Cuba and Its Environs: The Challenges of Change
Soon after its inauguration, the government of Raúl Castro announced several policy measures designed to inject flexibility into Cuba's revolutionary economic model and acknowledged systemic deficiencies that required rectification. This admission contrasted with the policy stances adopted by Fidel Castro's government, and hinted at a possible, albeit limited, opening of Cuba's economy as well as deeper engagement with the international community. Speculation about the meaning of these changes immediately centered on Cuba's bilateral relations with the United States, and especially on the longstanding U.S. economic embargo on the island. Yet changes in Cuban economic policies also potentially have a much more dramatic effect on its smaller Caribbean neighbors, many of which consider themselves competitors with Cuba on such issues as tourism, foreign investment, agricultural production, and energy resources.

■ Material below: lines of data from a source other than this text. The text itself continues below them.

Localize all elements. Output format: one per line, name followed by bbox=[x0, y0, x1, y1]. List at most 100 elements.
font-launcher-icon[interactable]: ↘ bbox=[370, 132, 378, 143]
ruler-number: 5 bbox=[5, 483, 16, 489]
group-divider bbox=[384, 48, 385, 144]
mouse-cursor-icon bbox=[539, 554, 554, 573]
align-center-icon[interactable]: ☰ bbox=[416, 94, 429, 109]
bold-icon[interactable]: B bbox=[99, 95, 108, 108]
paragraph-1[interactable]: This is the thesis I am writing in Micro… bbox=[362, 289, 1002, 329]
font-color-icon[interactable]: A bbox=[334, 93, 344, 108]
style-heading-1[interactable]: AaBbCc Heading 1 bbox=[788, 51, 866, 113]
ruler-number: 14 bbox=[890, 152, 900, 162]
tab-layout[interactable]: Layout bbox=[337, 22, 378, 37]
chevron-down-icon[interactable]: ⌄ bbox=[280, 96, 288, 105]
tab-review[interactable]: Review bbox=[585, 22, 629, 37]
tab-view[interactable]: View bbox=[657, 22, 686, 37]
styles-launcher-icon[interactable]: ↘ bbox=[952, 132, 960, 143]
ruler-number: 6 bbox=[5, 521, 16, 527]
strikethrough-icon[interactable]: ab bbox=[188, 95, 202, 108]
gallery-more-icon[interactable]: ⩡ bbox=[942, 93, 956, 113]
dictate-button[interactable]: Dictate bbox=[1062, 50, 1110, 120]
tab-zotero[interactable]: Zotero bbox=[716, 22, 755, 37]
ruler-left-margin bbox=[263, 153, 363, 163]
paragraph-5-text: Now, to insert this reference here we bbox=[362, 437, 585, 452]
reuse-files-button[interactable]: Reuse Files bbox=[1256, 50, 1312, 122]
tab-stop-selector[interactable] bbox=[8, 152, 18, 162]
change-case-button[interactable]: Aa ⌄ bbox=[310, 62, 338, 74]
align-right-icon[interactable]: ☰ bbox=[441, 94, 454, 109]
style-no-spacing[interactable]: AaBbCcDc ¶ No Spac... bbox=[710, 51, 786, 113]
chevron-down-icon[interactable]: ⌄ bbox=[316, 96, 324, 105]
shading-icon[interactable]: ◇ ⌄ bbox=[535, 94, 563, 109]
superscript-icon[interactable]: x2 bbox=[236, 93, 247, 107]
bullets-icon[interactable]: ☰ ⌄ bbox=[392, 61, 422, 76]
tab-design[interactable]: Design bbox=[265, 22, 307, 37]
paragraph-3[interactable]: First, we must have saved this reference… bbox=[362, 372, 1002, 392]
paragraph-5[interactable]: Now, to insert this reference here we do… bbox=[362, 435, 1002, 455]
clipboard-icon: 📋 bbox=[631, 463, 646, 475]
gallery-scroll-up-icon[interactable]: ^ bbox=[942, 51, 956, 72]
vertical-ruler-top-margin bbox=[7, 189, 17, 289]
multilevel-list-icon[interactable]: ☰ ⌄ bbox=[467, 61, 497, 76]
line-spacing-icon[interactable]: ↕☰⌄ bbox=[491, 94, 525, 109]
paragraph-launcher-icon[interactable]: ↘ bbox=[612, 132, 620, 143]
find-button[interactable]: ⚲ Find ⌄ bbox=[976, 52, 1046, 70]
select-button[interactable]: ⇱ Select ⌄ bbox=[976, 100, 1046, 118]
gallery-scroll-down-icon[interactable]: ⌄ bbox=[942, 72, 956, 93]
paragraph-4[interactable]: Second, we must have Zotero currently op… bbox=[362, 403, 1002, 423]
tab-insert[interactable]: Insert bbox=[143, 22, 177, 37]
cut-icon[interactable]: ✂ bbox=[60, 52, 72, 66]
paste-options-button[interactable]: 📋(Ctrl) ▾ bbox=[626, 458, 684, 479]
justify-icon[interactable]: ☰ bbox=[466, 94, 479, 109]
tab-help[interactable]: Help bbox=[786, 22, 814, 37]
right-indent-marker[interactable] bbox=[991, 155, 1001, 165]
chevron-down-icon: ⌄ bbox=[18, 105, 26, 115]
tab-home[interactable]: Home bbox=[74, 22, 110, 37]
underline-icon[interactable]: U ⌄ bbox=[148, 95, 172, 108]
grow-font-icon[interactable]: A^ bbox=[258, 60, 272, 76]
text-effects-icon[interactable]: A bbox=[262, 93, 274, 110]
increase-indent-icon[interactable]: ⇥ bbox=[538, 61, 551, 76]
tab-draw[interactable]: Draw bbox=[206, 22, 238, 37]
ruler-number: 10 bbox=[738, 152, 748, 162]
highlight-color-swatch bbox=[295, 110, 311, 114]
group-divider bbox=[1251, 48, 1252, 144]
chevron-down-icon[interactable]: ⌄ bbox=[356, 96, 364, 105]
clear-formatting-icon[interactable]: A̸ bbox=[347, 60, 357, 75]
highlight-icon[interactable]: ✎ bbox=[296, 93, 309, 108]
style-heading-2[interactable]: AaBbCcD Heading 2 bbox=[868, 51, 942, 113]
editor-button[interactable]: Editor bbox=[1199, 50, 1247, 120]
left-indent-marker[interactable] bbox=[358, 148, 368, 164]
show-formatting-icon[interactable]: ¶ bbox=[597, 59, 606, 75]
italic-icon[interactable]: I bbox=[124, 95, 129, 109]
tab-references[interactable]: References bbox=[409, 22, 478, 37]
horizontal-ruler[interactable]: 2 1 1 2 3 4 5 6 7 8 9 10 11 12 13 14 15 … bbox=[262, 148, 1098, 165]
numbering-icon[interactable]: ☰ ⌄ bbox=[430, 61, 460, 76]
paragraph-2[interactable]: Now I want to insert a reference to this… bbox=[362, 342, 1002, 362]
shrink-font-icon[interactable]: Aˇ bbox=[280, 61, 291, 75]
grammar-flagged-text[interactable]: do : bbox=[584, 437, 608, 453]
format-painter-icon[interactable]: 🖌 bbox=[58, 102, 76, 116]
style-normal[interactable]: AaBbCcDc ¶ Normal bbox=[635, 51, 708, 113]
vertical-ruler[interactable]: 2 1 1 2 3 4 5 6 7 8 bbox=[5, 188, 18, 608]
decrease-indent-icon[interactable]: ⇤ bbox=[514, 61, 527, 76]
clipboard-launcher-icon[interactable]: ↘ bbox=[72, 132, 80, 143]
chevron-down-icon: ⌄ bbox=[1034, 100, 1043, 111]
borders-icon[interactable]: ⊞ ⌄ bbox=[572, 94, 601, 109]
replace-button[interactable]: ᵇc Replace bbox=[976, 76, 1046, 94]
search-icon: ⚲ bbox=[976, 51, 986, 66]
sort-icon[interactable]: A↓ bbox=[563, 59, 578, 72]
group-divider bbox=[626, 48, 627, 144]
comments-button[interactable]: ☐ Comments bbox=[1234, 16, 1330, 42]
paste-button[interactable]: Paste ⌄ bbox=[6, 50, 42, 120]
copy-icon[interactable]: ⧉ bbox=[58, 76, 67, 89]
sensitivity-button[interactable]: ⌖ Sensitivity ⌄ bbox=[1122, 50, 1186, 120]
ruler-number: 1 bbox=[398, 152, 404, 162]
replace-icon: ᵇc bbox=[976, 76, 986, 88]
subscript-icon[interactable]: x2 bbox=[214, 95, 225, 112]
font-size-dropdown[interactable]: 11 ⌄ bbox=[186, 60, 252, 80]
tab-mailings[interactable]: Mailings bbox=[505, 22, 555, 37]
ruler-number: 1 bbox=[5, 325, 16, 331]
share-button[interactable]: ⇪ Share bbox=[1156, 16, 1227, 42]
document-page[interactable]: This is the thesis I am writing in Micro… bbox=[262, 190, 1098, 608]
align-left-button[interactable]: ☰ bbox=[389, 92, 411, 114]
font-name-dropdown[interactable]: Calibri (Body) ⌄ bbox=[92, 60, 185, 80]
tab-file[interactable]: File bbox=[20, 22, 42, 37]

To discuss this often overlooked aspect of Cuba's foreign affairs, the Latin American Program joined with the Caribbean Policy Research Institute (CaPRI), to convene the daylong conference "Cuba and its Neighbors: The Challenges of Change." The July 22, 2008, meeting was held at the University of the West Indies in Mona, Jamaica. The conference, part of the "Creating Community in the Americas" project, examined the changing landscape of Cuba's relations with its Caribbean neighbors, focusing on key aspects such as tourism and investment, bilateral cooperation, energy, and security. Panelists included a very diverse group of scholars and analysts from Jamaica, Trinidad, the United States, Colombia, and Canada. The conference also featured several key figures in Jamaican politics, most notably Prime Minister the Rt. Hon. Bruce Golding, Minister of Tourism Edmund Bartlett, and Commissioner of Police Hardley Lewin.

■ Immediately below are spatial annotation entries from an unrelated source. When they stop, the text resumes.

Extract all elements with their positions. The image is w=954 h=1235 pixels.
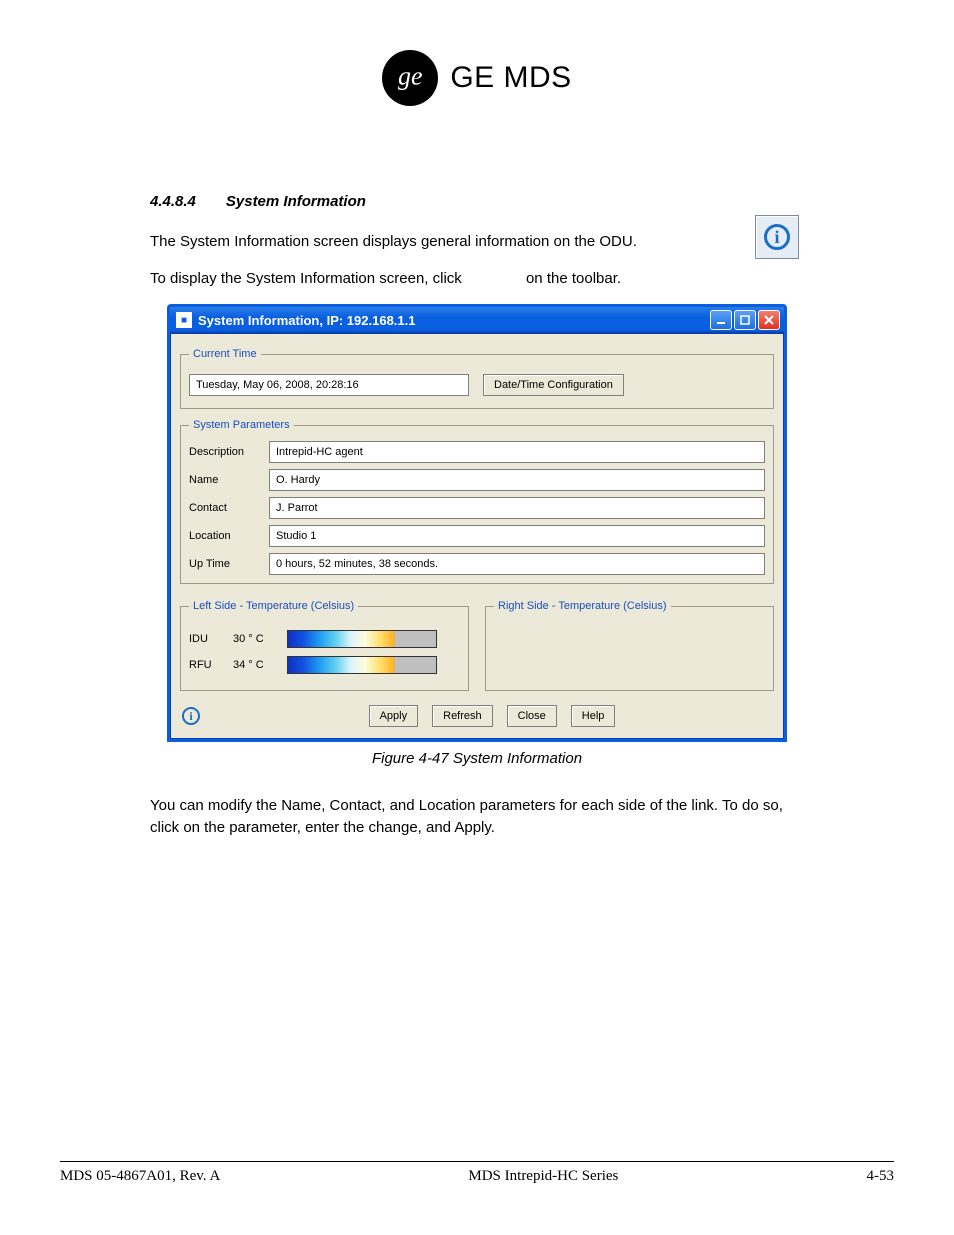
- help-button[interactable]: Help: [571, 705, 616, 727]
- rfu-temp-bar: [287, 656, 437, 674]
- right-temp-group: Right Side - Temperature (Celsius): [485, 600, 774, 691]
- page-footer: MDS 05-4867A01, Rev. A MDS Intrepid-HC S…: [60, 1161, 894, 1185]
- minimize-button[interactable]: [710, 310, 732, 330]
- contact-label: Contact: [189, 502, 269, 514]
- idu-temp-bar: [287, 630, 437, 648]
- idu-value: 30 ° C: [233, 633, 277, 645]
- left-temp-group: Left Side - Temperature (Celsius) IDU 30…: [180, 600, 469, 691]
- close-window-button[interactable]: [758, 310, 780, 330]
- minimize-icon: [716, 315, 726, 325]
- footer-right: 4-53: [866, 1168, 894, 1185]
- location-label: Location: [189, 530, 269, 542]
- refresh-button[interactable]: Refresh: [432, 705, 493, 727]
- window-app-icon: ■: [176, 312, 192, 328]
- titlebar[interactable]: ■ System Information, IP: 192.168.1.1: [170, 307, 784, 334]
- status-info-icon[interactable]: i: [182, 707, 200, 725]
- datetime-config-button[interactable]: Date/Time Configuration: [483, 374, 624, 396]
- current-time-field[interactable]: Tuesday, May 06, 2008, 20:28:16: [189, 374, 469, 396]
- brand-text: GE MDS: [450, 61, 571, 95]
- howto-paragraph: To display the System Information screen…: [150, 268, 804, 290]
- idu-label: IDU: [189, 633, 223, 645]
- info-icon: i: [764, 224, 790, 250]
- maximize-button[interactable]: [734, 310, 756, 330]
- close-button[interactable]: Close: [507, 705, 557, 727]
- description-field[interactable]: Intrepid-HC agent: [269, 441, 765, 463]
- current-time-group: Current Time Tuesday, May 06, 2008, 20:2…: [180, 348, 774, 409]
- toolbar-info-button[interactable]: i: [755, 215, 799, 259]
- rfu-value: 34 ° C: [233, 659, 277, 671]
- system-parameters-legend: System Parameters: [189, 419, 294, 431]
- figure-caption: Figure 4-47 System Information: [60, 750, 894, 767]
- footer-left: MDS 05-4867A01, Rev. A: [60, 1168, 220, 1185]
- name-field[interactable]: O. Hardy: [269, 469, 765, 491]
- name-label: Name: [189, 474, 269, 486]
- section-title: System Information: [226, 191, 366, 213]
- rfu-label: RFU: [189, 659, 223, 671]
- system-parameters-group: System Parameters Description Intrepid-H…: [180, 419, 774, 584]
- apply-button[interactable]: Apply: [369, 705, 419, 727]
- ge-logo-icon: [382, 50, 438, 106]
- contact-field[interactable]: J. Parrot: [269, 497, 765, 519]
- left-temp-legend: Left Side - Temperature (Celsius): [189, 600, 358, 612]
- note-paragraph: You can modify the Name, Contact, and Lo…: [150, 795, 804, 839]
- window-title: System Information, IP: 192.168.1.1: [198, 313, 415, 328]
- current-time-legend: Current Time: [189, 348, 261, 360]
- intro-paragraph: The System Information screen displays g…: [150, 231, 804, 253]
- system-info-window: ■ System Information, IP: 192.168.1.1 Cu…: [167, 304, 787, 742]
- description-label: Description: [189, 446, 269, 458]
- location-field[interactable]: Studio 1: [269, 525, 765, 547]
- close-icon: [764, 315, 774, 325]
- right-temp-legend: Right Side - Temperature (Celsius): [494, 600, 671, 612]
- maximize-icon: [740, 315, 750, 325]
- uptime-field: 0 hours, 52 minutes, 38 seconds.: [269, 553, 765, 575]
- brand-header: GE MDS: [60, 50, 894, 111]
- section-number: 4.4.8.4: [150, 191, 196, 213]
- footer-center: MDS Intrepid-HC Series: [468, 1168, 618, 1185]
- uptime-label: Up Time: [189, 558, 269, 570]
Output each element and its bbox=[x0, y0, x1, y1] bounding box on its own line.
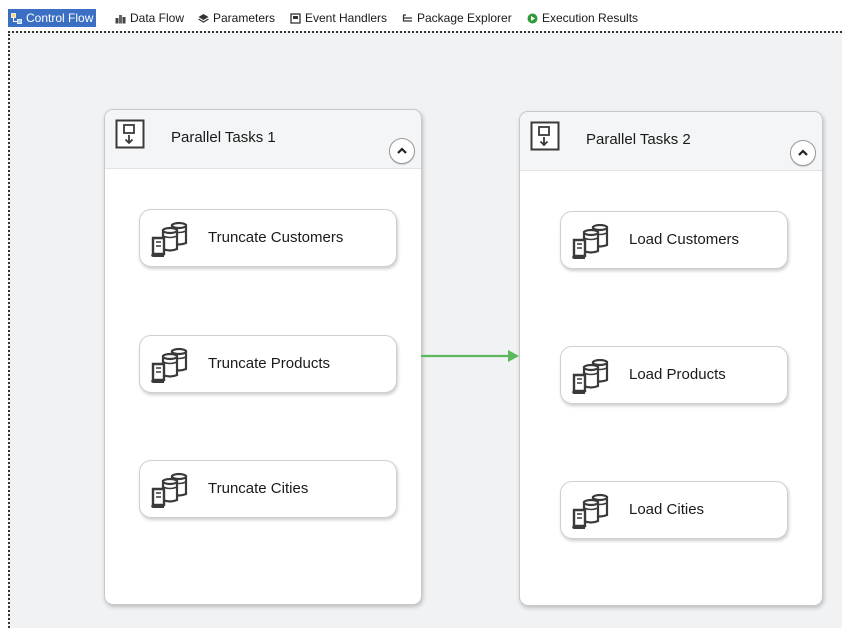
task-truncate-products[interactable]: Truncate Products bbox=[139, 335, 397, 393]
container-title: Parallel Tasks 2 bbox=[586, 131, 691, 148]
container-header: Parallel Tasks 2 bbox=[520, 112, 822, 171]
execute-sql-task-icon bbox=[571, 358, 609, 394]
container-header: Parallel Tasks 1 bbox=[105, 110, 421, 169]
task-load-products[interactable]: Load Products bbox=[560, 346, 788, 404]
execute-sql-task-icon bbox=[150, 472, 188, 508]
task-label: Load Cities bbox=[629, 501, 705, 518]
task-load-customers[interactable]: Load Customers bbox=[560, 211, 788, 269]
sequence-container-icon bbox=[115, 119, 145, 149]
tab-control-flow[interactable]: Control Flow bbox=[8, 9, 97, 27]
execute-sql-task-icon bbox=[571, 493, 609, 529]
container-title: Parallel Tasks 1 bbox=[171, 129, 276, 146]
tab-data-flow[interactable]: Data Flow bbox=[112, 9, 187, 27]
data-flow-icon bbox=[115, 14, 126, 23]
parameters-icon bbox=[198, 13, 209, 23]
task-label: Load Products bbox=[629, 366, 726, 383]
sequence-container-parallel-tasks-1[interactable]: Parallel Tasks 1 Truncate Customers Trun… bbox=[104, 109, 422, 605]
designer-tab-bar: Control Flow Data Flow Parameters Event … bbox=[0, 0, 844, 30]
task-label: Load Customers bbox=[629, 231, 740, 248]
package-explorer-icon bbox=[402, 13, 412, 22]
execution-results-icon bbox=[527, 13, 538, 23]
chevron-up-icon bbox=[797, 147, 809, 159]
sequence-container-icon bbox=[530, 121, 560, 151]
chevron-up-icon bbox=[396, 145, 408, 157]
tab-label: Control Flow bbox=[26, 11, 94, 25]
tab-label: Event Handlers bbox=[305, 11, 388, 25]
task-truncate-customers[interactable]: Truncate Customers bbox=[139, 209, 397, 267]
tab-parameters[interactable]: Parameters bbox=[195, 9, 278, 27]
tab-label: Execution Results bbox=[542, 11, 639, 25]
execute-sql-task-icon bbox=[150, 347, 188, 383]
tab-package-explorer[interactable]: Package Explorer bbox=[399, 9, 515, 27]
task-label: Truncate Cities bbox=[208, 480, 309, 497]
task-label: Truncate Customers bbox=[208, 229, 344, 246]
task-load-cities[interactable]: Load Cities bbox=[560, 481, 788, 539]
execute-sql-task-icon bbox=[571, 223, 609, 259]
tab-label: Package Explorer bbox=[417, 11, 512, 25]
tab-label: Data Flow bbox=[130, 11, 185, 25]
tab-event-handlers[interactable]: Event Handlers bbox=[287, 9, 390, 27]
execute-sql-task-icon bbox=[150, 221, 188, 257]
sequence-container-parallel-tasks-2[interactable]: Parallel Tasks 2 Load Customers Load Pro… bbox=[519, 111, 823, 606]
event-handlers-icon bbox=[290, 12, 301, 24]
collapse-button[interactable] bbox=[389, 138, 415, 164]
tab-execution-results[interactable]: Execution Results bbox=[524, 9, 641, 27]
tab-label: Parameters bbox=[213, 11, 276, 25]
control-flow-icon bbox=[11, 12, 22, 24]
task-truncate-cities[interactable]: Truncate Cities bbox=[139, 460, 397, 518]
collapse-button[interactable] bbox=[790, 140, 816, 166]
task-label: Truncate Products bbox=[208, 355, 330, 372]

Prime Minister Golding characterized relations with Cuba as a window of opportunity for Jamaica, highlighting the historical character and multiple dimensions of the relationship. Noting Cuba's social achievements and its resilience in the face of the U.S. embargo, he acknowledged significant changes in Cuban leadership and policy-making, a process that countries in the region ought to support and encourage in a non-intrusive way. Minister of Tourism Bartlett elaborated on the recently-concluded partnership agreement between Cuba and Jamaica and how it will propel their respective tourism industries. He underscored that in an era of multiple challenges to the Caribbean's tourism industry (including global fuel prices, a sliding U.S. dollar, and competition from other destinations), regional cooperation through strategies like multiple destination marketing can help the Caribbean maintain a leading position in the industry. In his remarks on the state of security cooperation with Cuba, Commissioner Lewin described potential threats to Cuba from within the region, including terrorism, narco-terrorism, drug trafficking, and human trafficking. He also explained the role of the military in the evolution of contemporary notions of security in Cuba, and how Jamaica and Cuba have been developing cooperation to curtail drug and arms trafficking in the western Caribbean.

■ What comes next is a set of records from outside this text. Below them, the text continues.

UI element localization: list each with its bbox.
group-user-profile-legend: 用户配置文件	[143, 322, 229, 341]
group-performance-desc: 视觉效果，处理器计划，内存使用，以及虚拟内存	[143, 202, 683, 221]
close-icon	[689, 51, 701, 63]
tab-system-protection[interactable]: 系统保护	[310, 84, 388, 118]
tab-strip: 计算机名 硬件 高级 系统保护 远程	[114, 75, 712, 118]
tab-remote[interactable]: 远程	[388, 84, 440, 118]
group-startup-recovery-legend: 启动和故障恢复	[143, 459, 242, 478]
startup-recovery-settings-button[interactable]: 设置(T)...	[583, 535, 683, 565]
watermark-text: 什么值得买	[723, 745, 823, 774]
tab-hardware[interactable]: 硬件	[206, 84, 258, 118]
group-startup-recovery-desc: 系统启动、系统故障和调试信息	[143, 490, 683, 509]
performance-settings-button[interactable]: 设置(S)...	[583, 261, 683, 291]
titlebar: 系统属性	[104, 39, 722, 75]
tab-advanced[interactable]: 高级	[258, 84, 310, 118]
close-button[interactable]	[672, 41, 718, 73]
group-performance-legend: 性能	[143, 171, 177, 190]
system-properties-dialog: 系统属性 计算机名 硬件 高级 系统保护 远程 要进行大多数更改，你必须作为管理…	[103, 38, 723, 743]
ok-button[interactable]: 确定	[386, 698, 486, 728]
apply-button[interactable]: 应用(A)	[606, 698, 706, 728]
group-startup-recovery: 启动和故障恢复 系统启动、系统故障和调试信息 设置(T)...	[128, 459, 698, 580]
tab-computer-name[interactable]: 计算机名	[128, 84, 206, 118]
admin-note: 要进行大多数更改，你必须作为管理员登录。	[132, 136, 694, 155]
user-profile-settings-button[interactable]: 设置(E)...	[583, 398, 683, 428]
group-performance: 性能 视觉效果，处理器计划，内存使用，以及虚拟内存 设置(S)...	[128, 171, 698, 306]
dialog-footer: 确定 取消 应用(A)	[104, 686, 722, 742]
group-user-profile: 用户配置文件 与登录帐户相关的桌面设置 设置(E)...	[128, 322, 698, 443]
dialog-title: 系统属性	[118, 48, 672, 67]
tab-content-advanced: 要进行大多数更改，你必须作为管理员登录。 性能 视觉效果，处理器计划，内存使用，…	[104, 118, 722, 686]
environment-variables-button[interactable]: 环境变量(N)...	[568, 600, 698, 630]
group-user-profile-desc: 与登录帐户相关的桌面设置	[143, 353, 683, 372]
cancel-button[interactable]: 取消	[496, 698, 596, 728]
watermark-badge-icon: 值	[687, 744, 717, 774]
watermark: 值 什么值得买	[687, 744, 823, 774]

Panelists described how the Caribbean faces a set of complex challenges as Cuba moves toward further engagement with the global economy. Some of the challenges may include reduced cooperation in health services from Cuban doctors currently servicing Caribbean populations; a displacement of tourism should U.S. travel restrictions to Cuba be lifted; important oil and ethanol production capabilities on the island now being explored; and competition for regional foreign direct investment. Similarly, they also noted the potential for close regional cooperation, emphasizing that Caribbean expertise can serve as an important resource for Cubans in areas such as the development of alternative energies, tourism entrepreneurship, and food security.